The starting point for any project should be the perspective of the end users. Both the technological solutions and wider projects should be co-produced with people who use services and clinicians to ensure that the solutions are anchored in their needs and experiences, as well as business requirements. Positive user experience is absolutely essential: this means thinking through every aspect of the technology, from the digital literacy levels of users to log on requirements for clinicians. Project teams should plan for the ongoing training and support needs of users – these do not stop when the project goes live.

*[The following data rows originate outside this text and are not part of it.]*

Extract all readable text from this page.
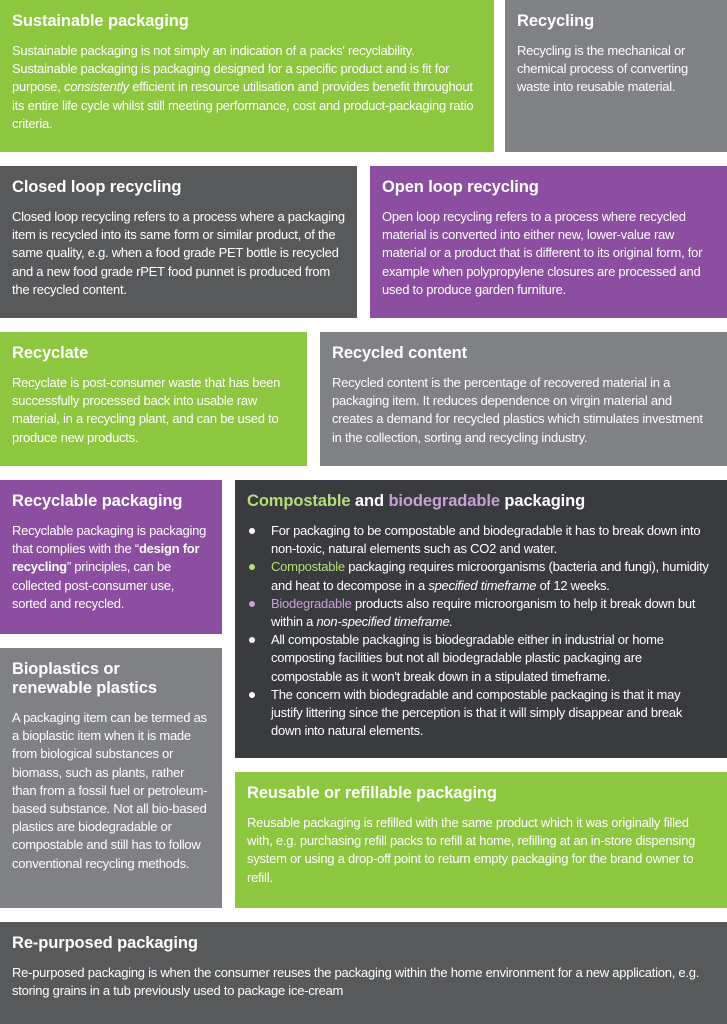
Sustainable packaging

Sustainable packaging is not simply an indication of a packs' recyclability. Sustainable packaging is packaging designed for a specific product and is fit for purpose, consistently efficient in resource utilisation and provides benefit throughout its entire life cycle whilst still meeting performance, cost and product-packaging ratio criteria.

Recycling

Recycling is the mechanical or chemical process of converting waste into reusable material.

Closed loop recycling

Closed loop recycling refers to a process where a packaging item is recycled into its same form or similar product, of the same quality, e.g. when a food grade PET bottle is recycled and a new food grade rPET food punnet is produced from the recycled content.

Open loop recycling

Open loop recycling refers to a process where recycled material is converted into either new, lower-value raw material or a product that is different to its original form, for example when polypropylene closures are processed and used to produce garden furniture.

Recyclate

Recyclate is post-consumer waste that has been successfully processed back into usable raw material, in a recycling plant, and can be used to produce new products.

Recycled content

Recycled content is the percentage of recovered material in a packaging item. It reduces dependence on virgin material and creates a demand for recycled plastics which stimulates investment in the collection, sorting and recycling industry.

Recyclable packaging

Recyclable packaging is packaging that complies with the “design for recycling” principles, can be collected post-consumer use, sorted and recycled.

Compostable and biodegradable packaging
For packaging to be compostable and biodegradable it has to break down into non-toxic, natural elements such as CO2 and water.
Compostable packaging requires microorganisms (bacteria and fungi), humidity and heat to decompose in a specified timeframe of 12 weeks.
Biodegradable products also require microorganism to help it break down but within a non-specified timeframe.
All compostable packaging is biodegradable either in industrial or home composting facilities but not all biodegradable plastic packaging are compostable as it won't break down in a stipulated timeframe.
The concern with biodegradable and compostable packaging is that it may justify littering since the perception is that it will simply disappear and break down into natural elements.
Bioplastics or renewable plastics

A packaging item can be termed as a bioplastic item when it is made from biological substances or biomass, such as plants, rather than from a fossil fuel or petroleum-based substance. Not all bio-based plastics are biodegradable or compostable and still has to follow conventional recycling methods.

Reusable or refillable packaging

Reusable packaging is refilled with the same product which it was originally filled with, e.g. purchasing refill packs to refill at home, refilling at an in-store dispensing system or using a drop-off point to return empty packaging for the brand owner to refill.

Re-purposed packaging

Re-purposed packaging is when the consumer reuses the packaging within the home environment for a new application, e.g. storing grains in a tub previously used to package ice-cream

This report shows the scale of the challenge to integrate data across health and social care systems. But integration is essential if we are to ensure that people experience joined up services in which they only have to tell their story once and feel confident that up-to-date information is being safely shared between teams involved in their care. The case studies demonstrate that while information governance requirements can be complex to navigate, they do not need to become an obstacle to change. Teams need to consider privacy and be clear on the purpose of data sharing from the outset, and involve the right people to advise them on all aspects of information governance.
Harnessing technology requires the health and care system to model return on investment and payment systems differently. We need to also consider, for example, the value of more timely treatments and greater integration between services, while the tariff needs to have mechanisms in place to incentivise remote consultations. To do this, providers and commissioners need to work together on creative solutions. We also need to recognise the pace of technological change and ensure that the standard operating systems that services rely on are advanced enough to support innovative technologies.
The vanguards show the potential for technology to enhance, rather than replace, existing services. This requires teams to think through how the solutions will interact with and support existing systems, processes and ways of working. It is possible to use off-the- shelf solutions – rather than develop completely new, bespoke solutions – if you ensure the enabling infrastructure is right. Similarly, solutions don’t necessarily have to be fully integrated, but they do have to be interoperable with existing systems.
To build on the considerable amount of work already undertaken across the new care models programme, the national bodies must continue to support the dissemination of good practice and other areas should feel confident to ‘steal with pride’. However, they also need to consider their local needs and context. For technology to support the fundamental shift envisioned in the Forward view teams should make use of local place-based approaches that encourage collaboration across public services and capitalise on existing strengths and resources in the community.